Sidang pembaca diajak menyelami nasib banyak orang dari berbagai tingkat
sosial, berbagai bidang profesi dan berbagai predikat hidup, berkat kesediaan
penyair ini merasuki nasib dan situasi batin banyak orang itu.” (halaman 145).
Adapun
Emha menulis begini: “Di Persada Studi Klub Umbu ‘menggendam’ kami untuk
berpacu setiap detik, siang dan malam, saat terjaga maupun dalam tidur. Kami
membawa keriuhrendahan dunia puisi, juga kesunyian, sampai ke sudut-sudut mimpi
yang paling abstrak.//Kecintaan dan kemabukan dalam puisi merupakan titik berat
kehidupan kami. Puisi lebih utama dibanding negara, tentara, universitas, atau
segala macam kesibukan dan benda-benda yang berseliweran sedahsyat apapun di
sekitar kami.//Setiap kali nongol dari Jalan Pasarkembang ke ujung utara
Malioboro sekitar jam 21.00 malam, tangan Iman Budhi Santosa selalu menenteng
buku tulis yang berkulit tebal. Sesudah bersapaan dan mengobrol, biasanya ia
lantas menyodorkan buku itu kepada Umbu. Sudah pasti, lembaran-lembaran buku
itu semakin hari semakin dipenuhi oleh karya demi karya sajak Iman Budhi
Santosa.
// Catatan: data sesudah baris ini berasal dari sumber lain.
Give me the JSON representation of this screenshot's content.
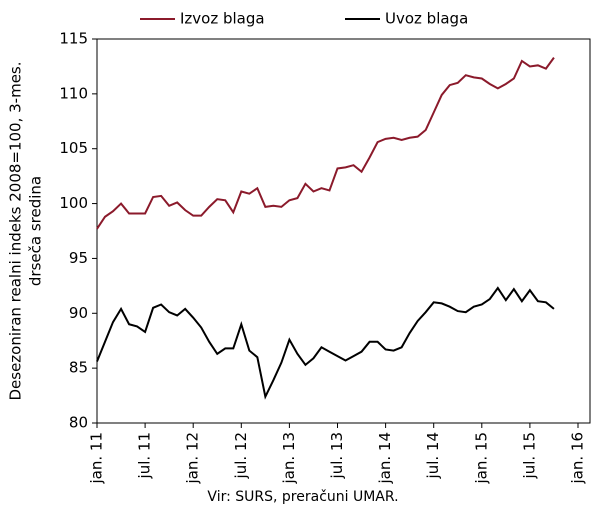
{
  "chart_data": {
    "type": "line",
    "y_label": [
      "Desezoniran realni indeks 2008=100, 3-mes.",
      "drseča sredina"
    ],
    "source": "Vir: SURS, preračuni UMAR.",
    "categories": [
      "jan. 11",
      null,
      null,
      null,
      null,
      null,
      "jul. 11",
      null,
      null,
      null,
      null,
      null,
      "jan. 12",
      null,
      null,
      null,
      null,
      null,
      "jul. 12",
      null,
      null,
      null,
      null,
      null,
      "jan. 13",
      null,
      null,
      null,
      null,
      null,
      "jul. 13",
      null,
      null,
      null,
      null,
      null,
      "jan. 14",
      null,
      null,
      null,
      null,
      null,
      "jul. 14",
      null,
      null,
      null,
      null,
      null,
      "jan. 15",
      null,
      null,
      null,
      null,
      null,
      "jul. 15",
      null,
      null,
      null,
      null,
      null,
      "jan. 16"
    ],
    "series": [
      {
        "name": "Izvoz blaga",
        "color": "#8b1a2b",
        "values": [
          97.7,
          98.8,
          99.3,
          100.0,
          99.1,
          99.1,
          99.1,
          100.6,
          100.7,
          99.8,
          100.1,
          99.4,
          98.9,
          98.9,
          99.7,
          100.4,
          100.3,
          99.2,
          101.1,
          100.9,
          101.4,
          99.7,
          99.8,
          99.7,
          100.3,
          100.5,
          101.8,
          101.1,
          101.4,
          101.2,
          103.2,
          103.3,
          103.5,
          102.9,
          104.2,
          105.6,
          105.9,
          106.0,
          105.8,
          106.0,
          106.1,
          106.7,
          108.3,
          109.9,
          110.8,
          111.0,
          111.7,
          111.5,
          111.4,
          110.9,
          110.5,
          110.9,
          111.4,
          113.0,
          112.5,
          112.6,
          112.3,
          113.3,
          null,
          null,
          null
        ]
      },
      {
        "name": "Uvoz blaga",
        "color": "#000000",
        "values": [
          85.6,
          87.4,
          89.2,
          90.4,
          89.0,
          88.8,
          88.3,
          90.5,
          90.8,
          90.1,
          89.8,
          90.4,
          89.6,
          88.7,
          87.4,
          86.3,
          86.8,
          86.8,
          89.0,
          86.6,
          86.0,
          82.4,
          83.9,
          85.5,
          87.6,
          86.3,
          85.3,
          85.9,
          86.9,
          86.5,
          86.1,
          85.7,
          86.1,
          86.5,
          87.4,
          87.4,
          86.7,
          86.6,
          86.9,
          88.2,
          89.3,
          90.1,
          91.0,
          90.9,
          90.6,
          90.2,
          90.1,
          90.6,
          90.8,
          91.3,
          92.3,
          91.2,
          92.2,
          91.1,
          92.1,
          91.1,
          91.0,
          90.4,
          null,
          null,
          null
        ]
      }
    ],
    "ylim": [
      80,
      115
    ],
    "yticks": [
      80,
      85,
      90,
      95,
      100,
      105,
      110,
      115
    ],
    "grid": false,
    "legend": "top"
  }
}
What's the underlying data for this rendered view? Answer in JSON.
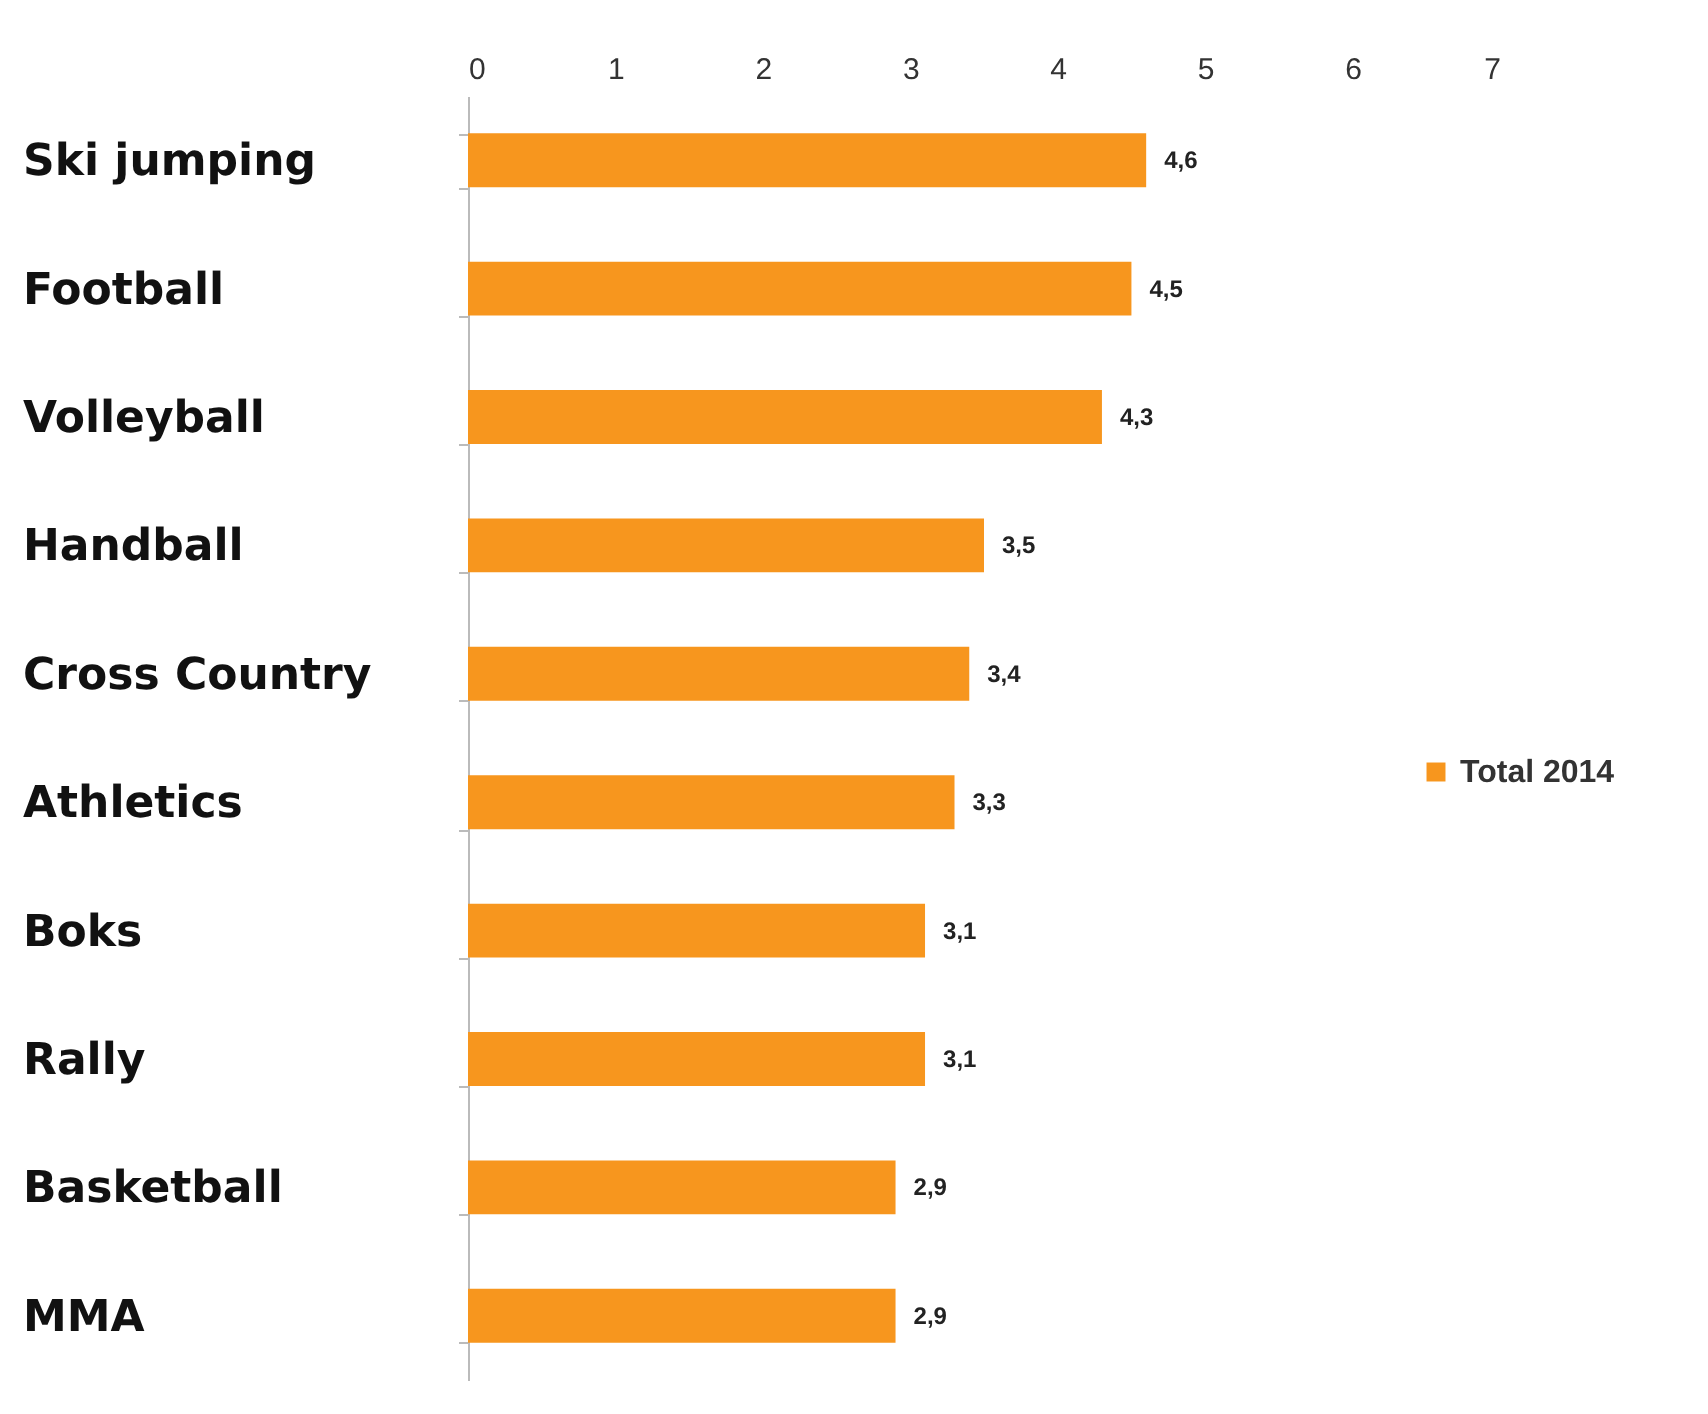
{
  "chart_data": {
    "type": "bar",
    "orientation": "horizontal",
    "categories": [
      "Ski jumping",
      "Football",
      "Volleyball",
      "Handball",
      "Cross Country",
      "Athletics",
      "Boks",
      "Rally",
      "Basketball",
      "MMA"
    ],
    "series": [
      {
        "name": "Total 2014",
        "color": "#f7961e",
        "values": [
          4.6,
          4.5,
          4.3,
          3.5,
          3.4,
          3.3,
          3.1,
          3.1,
          2.9,
          2.9
        ],
        "value_labels": [
          "4,6",
          "4,5",
          "4,3",
          "3,5",
          "3,4",
          "3,3",
          "3,1",
          "3,1",
          "2,9",
          "2,9"
        ]
      }
    ],
    "xlim": [
      0,
      7
    ],
    "xticks": [
      0,
      1,
      2,
      3,
      4,
      5,
      6,
      7
    ],
    "legend": "right"
  }
}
Betapa cemburunya saya. Si Iman baru menengokkan ke arah Umbu saja
saya sudah merasa ditinggalkannya setahun. Ia terus menulis puisi dan menulis
puisi. Ia memeras hari-harinya dengan penghayatan hidup dan kesetiaan poetika.”
(halaman viii-ix).
Awalnya
saya ingin percaya dengan keterangan Linus dalam epilog bahwa buku ini
menyajikan 90 judul puisi. (lihat halaman 141). Namun akhirnya saya hitung juga
daftar isi dan menemukan 127 puisi. Mendapat jawaban ketika dalam biografi
penyair dikatakan bahwa Dunia Semata Wayang memiliki tahun terbit 1996.
Kemungkinannya, buku ini telah mengalami metamorfosis dan terbit kembali dengan
penambahan beberapa puisi baru. Dan kita pun tahu bahwa Linus menandai
tulisannya itu dengan tempat dan tanggal: Kadisobo, 1 Februari 1996.